Step 2 (Step-by-Step): The find_decisive_error_step function takes the component name from Step 1. It then scans only the messages from that component and asks the judge Yes/No if the current step is the single decisive error. The moment the judge says Yes, the search stops.

Challenges Faced

The research paper clearly outlines how difficult this task is, which presented several challenges:

The Who vs. When Trade-off: The All-at-Once method (analyzing the whole log) is good at finding the responsible agent because it has a broader failure log context. However, it is obviously the worst - even performing below random - at finding the exact step.
The Needle in the Haystack Problem: This failure is due to the 'space-in-the-needle' problem, where LLMs struggle to retrieve specific information from long contexts.
The Step-by-Step Weakness: Conversely, the Step-by-Step method is good at finding the step but is less accurate at finding the agent, because its final decision can be made with incomplete information.
Context Length: A universal challenge is that as the failure logs get longer, the performance of all analysis methods declines.
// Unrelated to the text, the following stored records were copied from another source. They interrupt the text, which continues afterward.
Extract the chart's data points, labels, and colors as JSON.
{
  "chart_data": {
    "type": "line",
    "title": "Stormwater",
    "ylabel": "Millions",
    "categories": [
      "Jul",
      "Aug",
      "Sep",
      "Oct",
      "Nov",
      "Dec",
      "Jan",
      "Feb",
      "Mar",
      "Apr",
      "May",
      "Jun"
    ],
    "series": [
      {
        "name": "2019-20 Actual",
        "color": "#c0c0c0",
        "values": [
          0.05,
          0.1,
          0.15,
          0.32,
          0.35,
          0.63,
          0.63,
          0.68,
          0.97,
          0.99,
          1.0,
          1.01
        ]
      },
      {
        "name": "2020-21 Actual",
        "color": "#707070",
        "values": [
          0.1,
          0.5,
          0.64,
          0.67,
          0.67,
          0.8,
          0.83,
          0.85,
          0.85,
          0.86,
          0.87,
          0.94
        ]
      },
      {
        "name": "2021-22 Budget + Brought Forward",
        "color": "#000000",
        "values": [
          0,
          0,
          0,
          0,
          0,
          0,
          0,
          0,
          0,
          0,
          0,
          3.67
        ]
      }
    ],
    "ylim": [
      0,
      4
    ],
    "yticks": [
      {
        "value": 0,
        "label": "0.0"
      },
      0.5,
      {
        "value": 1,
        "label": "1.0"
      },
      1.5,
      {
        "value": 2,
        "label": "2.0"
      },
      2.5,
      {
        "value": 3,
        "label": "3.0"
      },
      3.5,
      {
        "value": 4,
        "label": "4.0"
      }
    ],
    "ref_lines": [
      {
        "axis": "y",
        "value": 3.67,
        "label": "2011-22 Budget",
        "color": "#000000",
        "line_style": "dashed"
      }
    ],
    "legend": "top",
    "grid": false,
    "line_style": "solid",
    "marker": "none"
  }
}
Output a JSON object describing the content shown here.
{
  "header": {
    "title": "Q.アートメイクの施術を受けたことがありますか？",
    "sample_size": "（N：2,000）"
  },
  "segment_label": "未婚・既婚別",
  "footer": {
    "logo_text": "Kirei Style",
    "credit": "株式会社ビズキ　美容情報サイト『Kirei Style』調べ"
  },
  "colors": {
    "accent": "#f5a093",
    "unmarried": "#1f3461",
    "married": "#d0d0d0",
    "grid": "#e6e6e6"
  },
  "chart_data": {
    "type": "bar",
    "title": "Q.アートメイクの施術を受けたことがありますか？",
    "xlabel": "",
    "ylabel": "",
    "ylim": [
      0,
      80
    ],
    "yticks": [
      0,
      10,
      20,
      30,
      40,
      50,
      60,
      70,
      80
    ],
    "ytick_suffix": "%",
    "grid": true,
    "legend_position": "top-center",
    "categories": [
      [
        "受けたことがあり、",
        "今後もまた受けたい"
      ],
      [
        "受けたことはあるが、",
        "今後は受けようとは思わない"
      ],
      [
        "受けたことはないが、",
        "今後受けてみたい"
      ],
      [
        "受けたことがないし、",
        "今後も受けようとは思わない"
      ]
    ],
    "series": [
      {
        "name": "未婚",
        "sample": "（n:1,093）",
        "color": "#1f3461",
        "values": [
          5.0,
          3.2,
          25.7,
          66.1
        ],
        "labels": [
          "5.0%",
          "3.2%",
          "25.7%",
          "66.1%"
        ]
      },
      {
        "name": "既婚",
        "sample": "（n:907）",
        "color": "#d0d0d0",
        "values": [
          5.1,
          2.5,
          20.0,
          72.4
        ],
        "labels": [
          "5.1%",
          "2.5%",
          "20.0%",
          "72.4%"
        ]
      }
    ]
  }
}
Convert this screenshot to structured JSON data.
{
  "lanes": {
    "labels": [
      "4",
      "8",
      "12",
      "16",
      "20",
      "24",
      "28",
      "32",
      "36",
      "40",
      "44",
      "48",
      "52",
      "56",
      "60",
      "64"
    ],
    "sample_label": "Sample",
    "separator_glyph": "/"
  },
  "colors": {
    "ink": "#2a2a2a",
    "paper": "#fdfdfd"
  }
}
Step-level accuracy is more sensitive to this.

What We Learned

The most important takeaway was how to overcome these challenges.

The Hybrid Method is the Solution: We learned that the Hybrid Method is the best approach because it leverage[s] the advantages of both two different methods.
A Best of Both Worlds Process: The hybrid method (which we implemented) first uses the All-at-Once method's strength to find the agent. It then uses that agent's name to narrow the range of possible failure steps. This significantly reduces the difficulty of prediction for the Step-by-Step method, allowing it to accurately find the step.
Reasoning is Critical: We learned that how you prompt the judge matters. The paper shows that explicitly requiring the LLM to provide a reason for its judgment greatly boost[s] their performance. Removing these reasoning prompts causes a significant drop in performance.
There is a Trade-off: Finally, we learned that this superior accuracy comes at a cost. The hybrid method incurs higher computational costs because it requires running two algorithms sequentially.